Open JustinHerman opened 7 years ago

JustinHerman commented 7 years ago

This unstructured suggestion came from a working group at the Emerging Tech for Open Government workshop on September 8th.

This effort is low risk, can be accomplished, and would serve as a trust anchor for blockchain acceptance both in the Federal government and elsewhere. With the work by GSA, NIST, DoD, and DHS on ISO 19770 parts 3 and 4 on Software Identity Tags,

Software License Identity (SWID) Tags containing entitlements can be inserted into a block-chain making fully traceable the ownership and use flow of the software license through the life-cycle. GSA has a mandate through FITARA and OMB M-16-12 to facilitate license reuse across federal agencies. To do so, GSA would require a way to not only collect unused licenses from agencies, but also the terms and conditions around the use and transfer of those licenses and what agencies have received them, as well as the context of how the receiving agency is using them to ensure that the terms and conditions are being met. This tracking must also be of sufficient detail to provide for either the donating or receiving agency to respond to a licensing audit from the software vendor.

The traditional way to accomplish this would be to set up a central database at a central authority such as GSA and funnel all licensing transfers and future audit activities through the central point.

The decentralized ledger capabilities of blockchain may provide a mechanism to distribute much of that workload, as well as provide greater information assurance/chain of custody around questions of compliance with licensing terms and conditions due to inherent features of blockchain around information assurance.

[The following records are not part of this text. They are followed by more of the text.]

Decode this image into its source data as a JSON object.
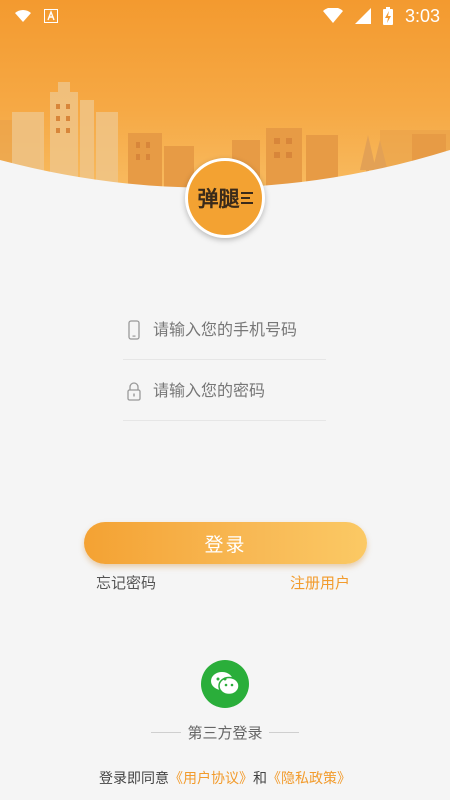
{
  "status_bar": {
    "time": "3:03",
    "left_icons": [
      "wifi-icon",
      "app-notification-icon"
    ],
    "right_icons": [
      "signal-icon",
      "cell-signal-icon",
      "battery-charging-icon"
    ]
  },
  "logo": {
    "text": "弹腿"
  },
  "form": {
    "phone": {
      "placeholder": "请输入您的手机号码",
      "value": "",
      "icon": "phone-icon"
    },
    "password": {
      "placeholder": "请输入您的密码",
      "value": "",
      "icon": "lock-icon"
    }
  },
  "actions": {
    "login_label": "登录",
    "forgot_label": "忘记密码",
    "register_label": "注册用户"
  },
  "third_party": {
    "icon": "wechat-icon",
    "label": "第三方登录"
  },
  "agreement": {
    "prefix": "登录即同意",
    "user_agreement": "《用户协议》",
    "and": "和",
    "privacy_policy": "《隐私政策》"
  },
  "colors": {
    "accent": "#f29b2c",
    "header_top": "#f39a2f",
    "wechat": "#2aae3a"
  }
}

Longer term: Due to it's standards based and decentralized nature, it might even be possible to eventually substitute the blockchain ledger for vendor proprietary database tables for license tracking. If leveraged successfully, multiple tools working directly out of a shared blockchain ledger could eliminate data synchronization and conversion issues that plague the integration of disparate systems today (i.e. multiple IT Service Management (ITSM) systems such as CMDB, Inventory, License Management, Financial systems, etc.)

Related technologies: ISO 19770 provides the framework and taxonomy for data consistency within the blockchain

jstclair-HFT commented 7 years ago

Great description - note the Blockchain does not have to be decentralized since the participants can establish an expectation of trust and the total number of participants does not have to be infinitely scalable. An excellent use case.